Tile drainage contractors have also asked AAFC for guidelines and standards for the installation of CD systems, and Jamieson hopes these studies can provide a foundation for that.
“The contractor is the first point of contact for producers regarding drainage on their farm and if we don’t resolve the contractors concerns with CD, then the adoption of CD will remain slow,” he explains.
One concern stems from the fact that CD systems are known to be more effective with newer tile drainage systems as they feature more pipes in the ground. More pipes with less space between them means a more uniform water table in the field can be achieved with the new drainage systems.
The study is taking place in organic soil as it has been identified by researchers as having good potential for CD. The controlled drains were installed during the fall of 2014 at two sites in the Holland Marsh. The first site is 0.62 hectares under organic carrot production. The second site is just more than four hectares being used for organic celery and onion production. A third site with conventional tile drains (organic onion production) will serve as the study control.
“The fields have been instrumented to sample tile runoff and measure tile flow all year round,” Jamieson says. “We’re using two different methods for that – in case one fails, and also to get a sense of which method costs less. During the growing season, the fields will also be equipped with water table and soil moisture monitoring. We should be able to get a good sense of how CD can be used to maintain a fairly constant water table depth.”
Jamieson notes that while some of the results will not be applicable to non-organic production, others definitely will. On the one hand, results on things like nutrient loading impact or ability of the system to maintain a consistent water table will be difficult to directly translate because organic (muck) soil is inherently different.
“However, there will be takeaways about the challenge of managing a CD system with a traditional irrigation system, which are applicable to many horticultural production systems.”
Study of controlled drains has been going on for more than two decades at the AAFC research station in Harrow, and has included an evaluation of the annual impact of CD on nutrient loading from tile and surface runoff on a plot scale, but Jamieson notes that CD research in Canada has generally had an overall focus on its function and effects only during the growing season.
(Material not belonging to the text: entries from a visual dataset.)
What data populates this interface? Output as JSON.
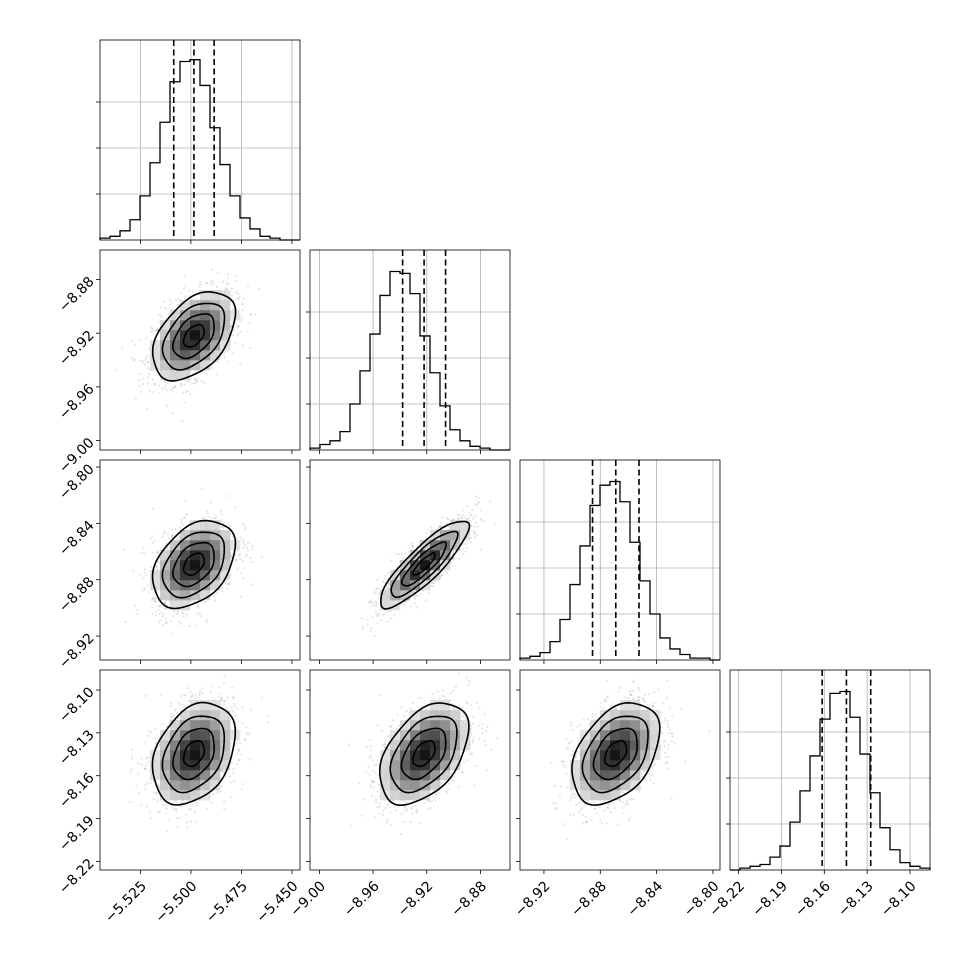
{
  "chart_data": {
    "type": "corner",
    "params": [
      {
        "center": -5.4985,
        "sigma": 0.0102,
        "range": [
          -5.545,
          -5.446
        ],
        "ticks": [
          -5.525,
          -5.5,
          -5.475,
          -5.45
        ],
        "tick_labels": [
          "−5.525",
          "−5.500",
          "−5.475",
          "−5.450"
        ],
        "quantiles": [
          -5.5085,
          -5.4985,
          -5.4885
        ],
        "hist_counts": [
          1,
          2,
          5,
          11,
          24,
          42,
          64,
          86,
          97,
          98,
          84,
          61,
          41,
          24,
          12,
          6,
          2,
          1,
          0,
          0
        ]
      },
      {
        "center": -8.922,
        "sigma": 0.0165,
        "range": [
          -9.007,
          -8.858
        ],
        "ticks": [
          -9.0,
          -8.96,
          -8.92,
          -8.88
        ],
        "tick_labels": [
          "−9.00",
          "−8.96",
          "−8.92",
          "−8.88"
        ],
        "quantiles": [
          -8.938,
          -8.922,
          -8.906
        ],
        "hist_counts": [
          1,
          3,
          5,
          10,
          25,
          43,
          63,
          84,
          97,
          96,
          85,
          62,
          42,
          24,
          11,
          5,
          2,
          1,
          0,
          0
        ]
      },
      {
        "center": -8.869,
        "sigma": 0.0155,
        "range": [
          -8.937,
          -8.795
        ],
        "ticks": [
          -8.92,
          -8.88,
          -8.84,
          -8.8
        ],
        "tick_labels": [
          "−8.92",
          "−8.88",
          "−8.84",
          "−8.80"
        ],
        "quantiles": [
          -8.8855,
          -8.869,
          -8.8525
        ],
        "hist_counts": [
          1,
          2,
          4,
          10,
          22,
          41,
          62,
          84,
          95,
          97,
          86,
          64,
          43,
          25,
          12,
          6,
          3,
          1,
          1,
          0
        ]
      },
      {
        "center": -8.1445,
        "sigma": 0.0178,
        "range": [
          -8.226,
          -8.086
        ],
        "ticks": [
          -8.22,
          -8.19,
          -8.16,
          -8.13,
          -8.1
        ],
        "tick_labels": [
          "−8.22",
          "−8.19",
          "−8.16",
          "−8.13",
          "−8.10"
        ],
        "quantiles": [
          -8.1615,
          -8.1445,
          -8.1275
        ],
        "hist_counts": [
          0,
          1,
          2,
          3,
          7,
          13,
          26,
          43,
          62,
          82,
          96,
          97,
          83,
          63,
          42,
          23,
          11,
          4,
          2,
          1
        ]
      }
    ],
    "correlations": {
      "1-0": 0.45,
      "2-0": 0.38,
      "2-1": 0.86,
      "3-0": 0.32,
      "3-1": 0.45,
      "3-2": 0.4
    },
    "contour_levels_sigma": [
      0.5,
      1.0,
      1.5,
      2.0
    ],
    "grid": true,
    "histograms_on_diagonal": true,
    "quantiles_dashed": true
  },
  "colors": {
    "contour": "#000000",
    "scatter": "#888888",
    "density_dark": "#000000"
  }
}
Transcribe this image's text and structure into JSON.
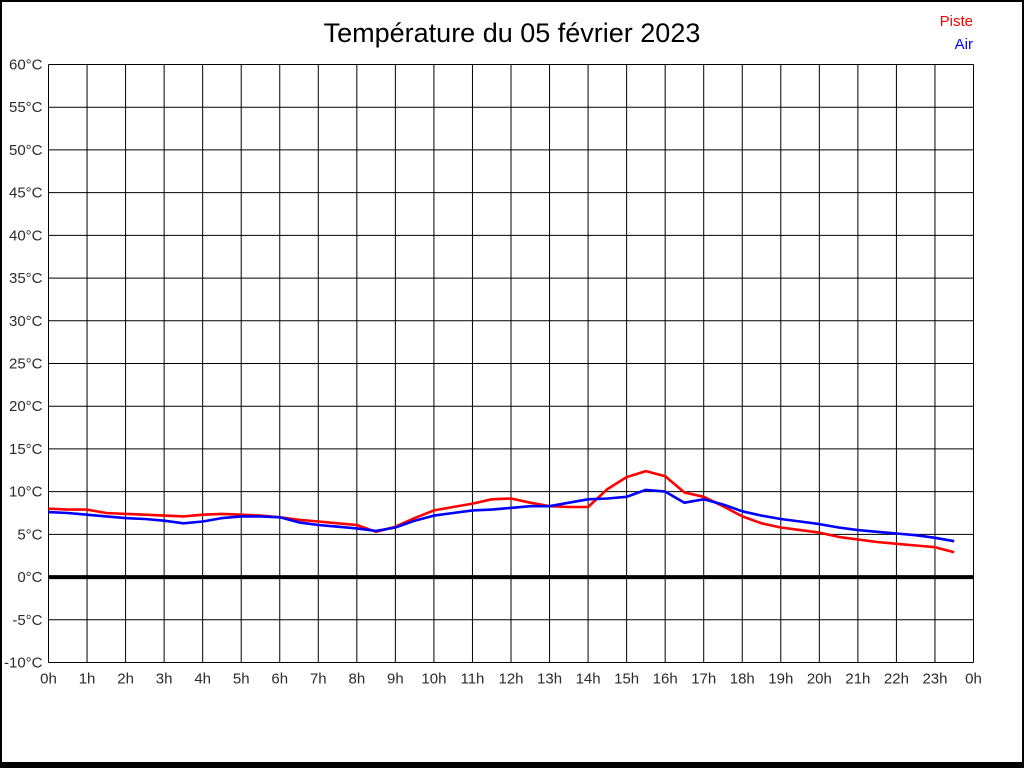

A look at the entire year is more valuable as it provides the entire picture, and that’s why Jamieson and his colleagues are taking on the challenge of monitoring over the winter months, attempting to study the annual impacts of CD on a field scale.
“Some recent research results out of Ohio where CD was used in fields after harvest until the spring time show a 40 to 70 per cent reduction in dissolved phosphorus loads,” Jamieson says. “We are looking forward to seeing what conclusions we can draw from our year-round study.”
The next step after this study is complete, says Jamieson, would be to examine the potential of CD and/or sub-irrigation (SI) on additional horticultural crops.
“As well, we should examine the benefits of retrofitting an existing tile system to CD or installing a new CD system for the purposes of reducing the need for irrigation,” he explains. “This would involve a cost-benefit analysis along with examining the differences in time management between CD and/or SI and traditional irrigation methods.”